Before Mosaic and for 17 years, Renata led Conexión Américas, the nonprofit organization she co-founded in 2002 to serve Tennessee’s Latinx and other immigrant communities. She was the visionary behind Casa Azafrán, a nonprofit collaborative established in 2012 and nationally recognized as a model for nonprofit innovation, collaboration and placemaking. Even President Obama took noticed and visited Casa Azafrán to host a town hall on immigration policy in 2014.
Prior to Conexión Américas, Renata worked at United Way of Metropolitan Nashville and led neighborhood-based investment strategies. Before moving to Nashville, she began her nonprofit career in Atlanta, Georgia, at the Latin American Association as communications manager in 1995.
Nationally, Renata served for 10 years on the board of directors, and as chair from 2015-2018, of UnidosUS, the nation's largest Latino civil rights and advocacy organization.

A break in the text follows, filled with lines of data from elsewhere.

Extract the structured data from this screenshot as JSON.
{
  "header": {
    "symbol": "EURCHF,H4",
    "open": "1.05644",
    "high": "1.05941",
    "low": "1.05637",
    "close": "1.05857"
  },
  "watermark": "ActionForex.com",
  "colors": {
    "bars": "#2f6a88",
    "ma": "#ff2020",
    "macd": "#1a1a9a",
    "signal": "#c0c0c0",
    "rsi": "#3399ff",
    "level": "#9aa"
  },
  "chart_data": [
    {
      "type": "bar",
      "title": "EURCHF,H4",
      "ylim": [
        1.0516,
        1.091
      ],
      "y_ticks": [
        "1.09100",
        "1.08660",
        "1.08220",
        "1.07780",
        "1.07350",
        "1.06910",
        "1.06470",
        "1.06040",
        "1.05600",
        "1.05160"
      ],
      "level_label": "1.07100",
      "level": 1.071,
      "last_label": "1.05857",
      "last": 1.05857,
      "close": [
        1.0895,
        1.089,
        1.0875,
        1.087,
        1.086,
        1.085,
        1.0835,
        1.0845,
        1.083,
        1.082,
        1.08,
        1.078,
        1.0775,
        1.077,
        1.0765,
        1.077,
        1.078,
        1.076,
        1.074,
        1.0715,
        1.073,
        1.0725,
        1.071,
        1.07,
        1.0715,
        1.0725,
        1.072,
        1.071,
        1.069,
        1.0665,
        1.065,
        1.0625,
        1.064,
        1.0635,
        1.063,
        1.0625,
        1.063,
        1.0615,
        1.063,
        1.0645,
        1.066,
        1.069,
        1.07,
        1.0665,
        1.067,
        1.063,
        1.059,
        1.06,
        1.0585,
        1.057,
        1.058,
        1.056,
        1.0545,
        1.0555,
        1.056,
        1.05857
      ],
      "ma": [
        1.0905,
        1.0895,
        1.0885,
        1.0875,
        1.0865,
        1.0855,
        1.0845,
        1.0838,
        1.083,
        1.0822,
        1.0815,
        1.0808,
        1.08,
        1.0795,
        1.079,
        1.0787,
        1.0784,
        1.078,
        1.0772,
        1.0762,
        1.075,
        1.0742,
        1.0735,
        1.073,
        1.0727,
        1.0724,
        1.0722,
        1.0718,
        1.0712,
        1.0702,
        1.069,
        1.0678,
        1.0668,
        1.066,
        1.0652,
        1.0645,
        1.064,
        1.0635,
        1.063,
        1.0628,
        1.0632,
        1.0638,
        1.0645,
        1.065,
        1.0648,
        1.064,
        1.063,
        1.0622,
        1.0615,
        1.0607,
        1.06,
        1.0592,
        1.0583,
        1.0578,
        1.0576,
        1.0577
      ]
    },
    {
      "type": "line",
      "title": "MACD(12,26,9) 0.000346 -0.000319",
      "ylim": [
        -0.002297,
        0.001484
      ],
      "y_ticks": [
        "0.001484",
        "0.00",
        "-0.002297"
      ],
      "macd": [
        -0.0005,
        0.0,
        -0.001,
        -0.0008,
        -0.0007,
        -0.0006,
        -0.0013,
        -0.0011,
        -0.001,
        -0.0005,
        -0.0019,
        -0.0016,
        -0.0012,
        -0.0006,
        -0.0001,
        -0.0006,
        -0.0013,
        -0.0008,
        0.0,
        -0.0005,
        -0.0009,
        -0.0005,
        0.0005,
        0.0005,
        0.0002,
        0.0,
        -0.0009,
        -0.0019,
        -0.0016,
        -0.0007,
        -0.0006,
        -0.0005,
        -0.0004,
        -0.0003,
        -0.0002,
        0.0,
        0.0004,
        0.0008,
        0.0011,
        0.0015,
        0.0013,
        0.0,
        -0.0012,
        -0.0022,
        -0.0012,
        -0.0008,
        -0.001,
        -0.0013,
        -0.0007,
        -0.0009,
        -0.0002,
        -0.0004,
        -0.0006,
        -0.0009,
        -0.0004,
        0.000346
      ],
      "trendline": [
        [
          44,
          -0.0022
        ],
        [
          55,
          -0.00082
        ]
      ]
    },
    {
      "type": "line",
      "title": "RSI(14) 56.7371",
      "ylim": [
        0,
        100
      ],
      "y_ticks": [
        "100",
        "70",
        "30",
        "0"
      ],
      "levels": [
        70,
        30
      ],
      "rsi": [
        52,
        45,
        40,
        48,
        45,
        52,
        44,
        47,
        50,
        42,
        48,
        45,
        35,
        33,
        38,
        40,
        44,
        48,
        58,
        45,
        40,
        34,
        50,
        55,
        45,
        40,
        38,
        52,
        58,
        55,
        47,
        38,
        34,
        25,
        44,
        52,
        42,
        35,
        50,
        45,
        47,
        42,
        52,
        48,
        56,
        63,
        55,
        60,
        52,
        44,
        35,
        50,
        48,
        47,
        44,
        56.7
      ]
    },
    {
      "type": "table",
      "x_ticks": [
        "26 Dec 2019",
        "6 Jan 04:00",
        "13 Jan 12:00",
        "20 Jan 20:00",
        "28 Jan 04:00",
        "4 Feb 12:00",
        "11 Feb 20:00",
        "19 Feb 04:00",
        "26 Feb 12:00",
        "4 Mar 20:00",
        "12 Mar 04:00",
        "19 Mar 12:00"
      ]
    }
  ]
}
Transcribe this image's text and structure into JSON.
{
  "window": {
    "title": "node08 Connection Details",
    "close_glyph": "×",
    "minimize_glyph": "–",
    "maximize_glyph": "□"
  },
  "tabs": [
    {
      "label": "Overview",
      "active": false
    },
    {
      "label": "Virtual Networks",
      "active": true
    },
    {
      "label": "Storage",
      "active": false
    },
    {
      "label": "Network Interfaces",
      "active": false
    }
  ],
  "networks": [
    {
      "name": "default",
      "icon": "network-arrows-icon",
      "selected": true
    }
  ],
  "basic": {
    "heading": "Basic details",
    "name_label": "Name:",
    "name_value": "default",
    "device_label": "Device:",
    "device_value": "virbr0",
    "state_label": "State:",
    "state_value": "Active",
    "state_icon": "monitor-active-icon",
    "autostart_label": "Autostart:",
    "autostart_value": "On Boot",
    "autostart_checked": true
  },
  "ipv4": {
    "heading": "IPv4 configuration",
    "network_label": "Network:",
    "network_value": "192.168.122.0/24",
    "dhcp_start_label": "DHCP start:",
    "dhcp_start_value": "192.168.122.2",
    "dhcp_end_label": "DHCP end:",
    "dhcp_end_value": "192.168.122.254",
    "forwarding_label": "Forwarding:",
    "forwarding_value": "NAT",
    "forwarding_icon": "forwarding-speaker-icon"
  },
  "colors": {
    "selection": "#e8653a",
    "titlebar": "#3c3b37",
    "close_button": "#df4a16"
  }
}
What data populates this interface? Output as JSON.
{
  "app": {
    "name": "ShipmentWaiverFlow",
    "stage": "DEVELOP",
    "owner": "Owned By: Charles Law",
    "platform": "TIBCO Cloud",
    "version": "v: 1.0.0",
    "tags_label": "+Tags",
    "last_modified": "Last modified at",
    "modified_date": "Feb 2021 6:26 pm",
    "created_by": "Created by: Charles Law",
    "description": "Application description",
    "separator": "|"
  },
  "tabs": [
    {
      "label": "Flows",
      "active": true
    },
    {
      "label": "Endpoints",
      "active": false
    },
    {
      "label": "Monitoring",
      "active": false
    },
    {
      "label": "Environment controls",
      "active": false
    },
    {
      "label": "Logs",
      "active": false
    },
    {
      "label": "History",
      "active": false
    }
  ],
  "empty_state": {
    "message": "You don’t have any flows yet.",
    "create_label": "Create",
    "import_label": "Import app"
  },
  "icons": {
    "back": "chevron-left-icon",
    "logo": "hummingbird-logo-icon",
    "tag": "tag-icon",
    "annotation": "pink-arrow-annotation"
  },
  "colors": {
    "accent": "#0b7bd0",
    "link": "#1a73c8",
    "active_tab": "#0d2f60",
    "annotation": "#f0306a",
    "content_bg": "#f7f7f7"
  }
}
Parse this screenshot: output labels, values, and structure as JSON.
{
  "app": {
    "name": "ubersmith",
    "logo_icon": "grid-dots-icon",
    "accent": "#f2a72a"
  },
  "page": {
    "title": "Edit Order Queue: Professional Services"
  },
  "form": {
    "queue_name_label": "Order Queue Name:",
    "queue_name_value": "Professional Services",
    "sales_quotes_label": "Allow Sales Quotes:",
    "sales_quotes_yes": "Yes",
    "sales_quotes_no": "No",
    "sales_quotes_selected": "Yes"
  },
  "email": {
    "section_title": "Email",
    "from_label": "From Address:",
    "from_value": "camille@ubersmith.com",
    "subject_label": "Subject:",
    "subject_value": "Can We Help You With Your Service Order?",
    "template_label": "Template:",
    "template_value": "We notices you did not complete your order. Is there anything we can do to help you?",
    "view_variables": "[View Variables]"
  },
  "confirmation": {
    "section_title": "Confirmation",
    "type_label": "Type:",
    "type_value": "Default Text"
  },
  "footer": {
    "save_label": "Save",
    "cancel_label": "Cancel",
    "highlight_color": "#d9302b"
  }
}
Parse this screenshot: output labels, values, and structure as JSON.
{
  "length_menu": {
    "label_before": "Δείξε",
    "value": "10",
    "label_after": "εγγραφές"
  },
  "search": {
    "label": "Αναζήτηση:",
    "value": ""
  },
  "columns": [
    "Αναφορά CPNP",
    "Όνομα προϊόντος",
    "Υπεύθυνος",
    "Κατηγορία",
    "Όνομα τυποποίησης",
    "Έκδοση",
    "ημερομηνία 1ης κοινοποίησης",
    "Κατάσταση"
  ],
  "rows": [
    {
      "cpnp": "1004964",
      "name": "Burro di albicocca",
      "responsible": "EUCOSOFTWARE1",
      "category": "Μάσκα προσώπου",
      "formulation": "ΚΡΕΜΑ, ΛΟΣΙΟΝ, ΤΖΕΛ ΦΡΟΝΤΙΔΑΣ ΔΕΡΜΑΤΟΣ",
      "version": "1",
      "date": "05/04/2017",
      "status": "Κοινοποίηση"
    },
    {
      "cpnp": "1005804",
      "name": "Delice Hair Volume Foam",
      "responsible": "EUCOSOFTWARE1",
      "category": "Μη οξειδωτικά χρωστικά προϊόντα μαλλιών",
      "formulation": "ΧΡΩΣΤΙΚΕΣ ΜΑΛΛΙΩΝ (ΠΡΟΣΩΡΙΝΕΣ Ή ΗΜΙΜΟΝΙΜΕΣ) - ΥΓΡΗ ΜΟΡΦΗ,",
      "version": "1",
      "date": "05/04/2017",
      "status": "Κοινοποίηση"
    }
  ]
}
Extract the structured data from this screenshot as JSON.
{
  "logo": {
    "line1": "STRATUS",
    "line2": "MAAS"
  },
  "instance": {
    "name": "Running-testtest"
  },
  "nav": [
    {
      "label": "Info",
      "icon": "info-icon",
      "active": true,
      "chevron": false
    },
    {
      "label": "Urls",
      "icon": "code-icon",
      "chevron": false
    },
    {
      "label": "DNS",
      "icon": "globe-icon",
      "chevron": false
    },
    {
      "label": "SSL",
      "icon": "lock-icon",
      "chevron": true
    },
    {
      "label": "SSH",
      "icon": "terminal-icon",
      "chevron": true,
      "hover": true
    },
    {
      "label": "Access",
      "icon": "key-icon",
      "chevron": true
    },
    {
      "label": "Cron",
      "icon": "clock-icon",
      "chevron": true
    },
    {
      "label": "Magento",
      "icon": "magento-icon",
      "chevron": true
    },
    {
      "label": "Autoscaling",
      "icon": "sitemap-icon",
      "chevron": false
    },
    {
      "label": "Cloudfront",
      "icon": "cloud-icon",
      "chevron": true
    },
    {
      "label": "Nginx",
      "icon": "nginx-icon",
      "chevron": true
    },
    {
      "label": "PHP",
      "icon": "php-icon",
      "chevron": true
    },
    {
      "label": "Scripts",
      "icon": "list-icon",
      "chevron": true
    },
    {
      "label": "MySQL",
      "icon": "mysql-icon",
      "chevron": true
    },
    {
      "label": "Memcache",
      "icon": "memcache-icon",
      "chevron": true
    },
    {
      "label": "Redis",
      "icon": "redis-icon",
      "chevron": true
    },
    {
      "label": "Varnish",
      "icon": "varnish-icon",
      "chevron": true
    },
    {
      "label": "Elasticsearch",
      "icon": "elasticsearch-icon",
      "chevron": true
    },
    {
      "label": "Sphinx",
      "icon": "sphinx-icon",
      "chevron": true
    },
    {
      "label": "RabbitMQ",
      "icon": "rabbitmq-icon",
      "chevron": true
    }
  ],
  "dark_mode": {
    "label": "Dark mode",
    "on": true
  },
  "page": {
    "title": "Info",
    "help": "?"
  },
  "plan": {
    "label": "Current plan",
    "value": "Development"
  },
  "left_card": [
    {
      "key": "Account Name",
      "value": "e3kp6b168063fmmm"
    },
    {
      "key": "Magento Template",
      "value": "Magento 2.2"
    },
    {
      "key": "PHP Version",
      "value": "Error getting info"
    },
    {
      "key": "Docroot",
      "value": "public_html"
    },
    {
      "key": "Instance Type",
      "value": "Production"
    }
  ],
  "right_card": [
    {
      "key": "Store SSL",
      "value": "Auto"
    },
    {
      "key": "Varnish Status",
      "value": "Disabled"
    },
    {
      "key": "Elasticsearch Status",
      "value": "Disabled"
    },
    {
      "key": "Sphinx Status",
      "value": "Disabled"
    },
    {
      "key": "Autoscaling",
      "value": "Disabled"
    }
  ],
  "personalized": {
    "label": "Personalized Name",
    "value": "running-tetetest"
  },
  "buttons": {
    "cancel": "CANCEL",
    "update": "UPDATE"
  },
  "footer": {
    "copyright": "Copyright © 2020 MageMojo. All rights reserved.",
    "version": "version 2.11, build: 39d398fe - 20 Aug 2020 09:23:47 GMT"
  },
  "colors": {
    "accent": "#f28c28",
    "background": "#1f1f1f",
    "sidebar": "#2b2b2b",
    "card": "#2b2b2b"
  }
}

Currently she serves as board chair of its sister organization, UnidosUS Action Fund, which works to expand the influence and political power of the Latino community. In addition, Renata serves on the board of directors of NewTech Network.
Renata was born and raised in San José, Costa Rica. She studied Communications at the University of Costa Rica. She also attended Kenyon College in Gambier, Ohio, which is what brought her to the US in 1993. She and her husband, Pete Wooten, have two children, Gabriel and Camila.